James’s fortunes in the United States would wax and wane. Fifteen years after emigrating, James was interned on Ellis Island in 1953 and, facing deportation, left the country. Though his citizenship application was rejected because of alleged visa violations, there were political reasons as well.This setback led to one of his finest hours, for James returned to London, then worked alongside his former student and researcher Eric Williams, who was then an anti-colonial rebel politician on his way to becoming prime minister and steering his homeland to independence. James served as a spark plug in the creation of a print organ for Williams’s new party, the People’s National Movement—one that rather rapidly attained a circulation of 12,000 and, as James put it, “the confidence of a large majority of the population.”

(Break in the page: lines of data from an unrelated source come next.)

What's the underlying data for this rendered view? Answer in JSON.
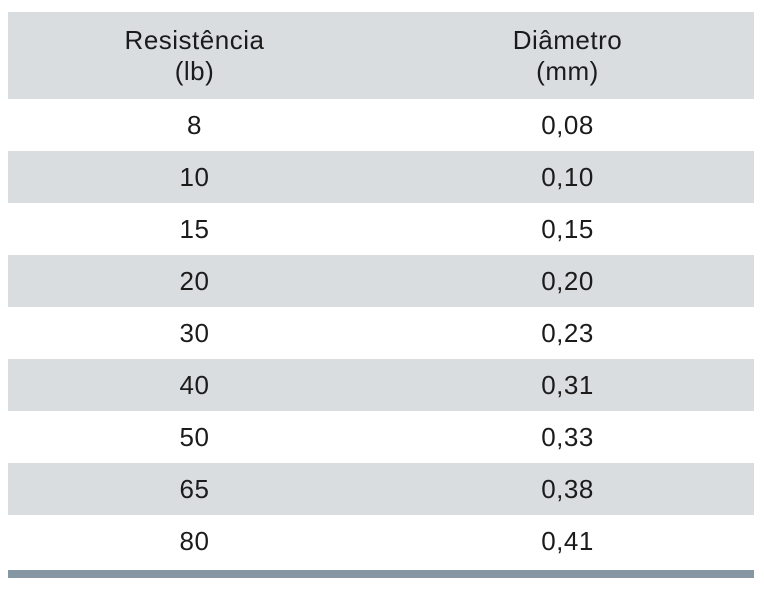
{
  "colors": {
    "stripe_bg": "#d9dde0",
    "header_bg": "#d9dde0",
    "bottom_bar": "#8597a3",
    "text": "#1b1b1b",
    "page_bg": "#ffffff"
  },
  "chart_data": {
    "type": "table",
    "title": "",
    "columns": [
      {
        "label": "Resistência",
        "unit": "(lb)"
      },
      {
        "label": "Diâmetro",
        "unit": "(mm)"
      }
    ],
    "rows": [
      [
        "8",
        "0,08"
      ],
      [
        "10",
        "0,10"
      ],
      [
        "15",
        "0,15"
      ],
      [
        "20",
        "0,20"
      ],
      [
        "30",
        "0,23"
      ],
      [
        "40",
        "0,31"
      ],
      [
        "50",
        "0,33"
      ],
      [
        "65",
        "0,38"
      ],
      [
        "80",
        "0,41"
      ]
    ],
    "layout": {
      "zebra_striping": true,
      "striped_rows": "even (2nd, 4th, 6th, 8th)",
      "text_alignment": "center",
      "bottom_rule": true
    }
  }
}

After returning to Trinidad and Tobago in 1958, James also served as secretary of the West Indies Federal Labour Party, an ambitious Pan-Caribbean formation that sought to forge a federation out of the region’s disparate islands and territories, including the bulwark that was Jamaica. This effort did not succeed, but today’s CARICOM—an influential body that liaises regularly with the African Union, headquartered in Addis Ababa—is a proof of James’s vision.

Eventually, James was able to return to the United States after his unceremonious ouster in the ’50s, teaching at what was then Federal City College in Washington, D.C., for most of the 1970and serving as an inspiration for a rising generation of Black Power acolytes. Over the years, he consorted with a vast array of African Americans, from Detroit autoworkers to figures like Richard Wright, James Baldwin (whom he referred to as “the outcast little Negro switch,” which was obviously not a compliment), Martin Luther King Jr. (with whom James was impressed), Maya Angelou (less impressed), and Alice Walker (quite impressed). He also continued to be a globe-trotter, spending time in his native Trinidad and in socialist Cuba before dying in Brixton—London’s Harlem—in 1989.

Although James saw further than most when limning the epochal implications of the Haitian Revolution, he managed to commit serious errors and lapses of judgment in other spheres. Like many intellectuals, he was a figure of unresolved contradictions. As James the dialectician might have said: These types of contradictions are inherent in all matters, and certainly in politics. No one can escape them, try as they might—not even a radical shouting from the rooftops about revolution and socialism.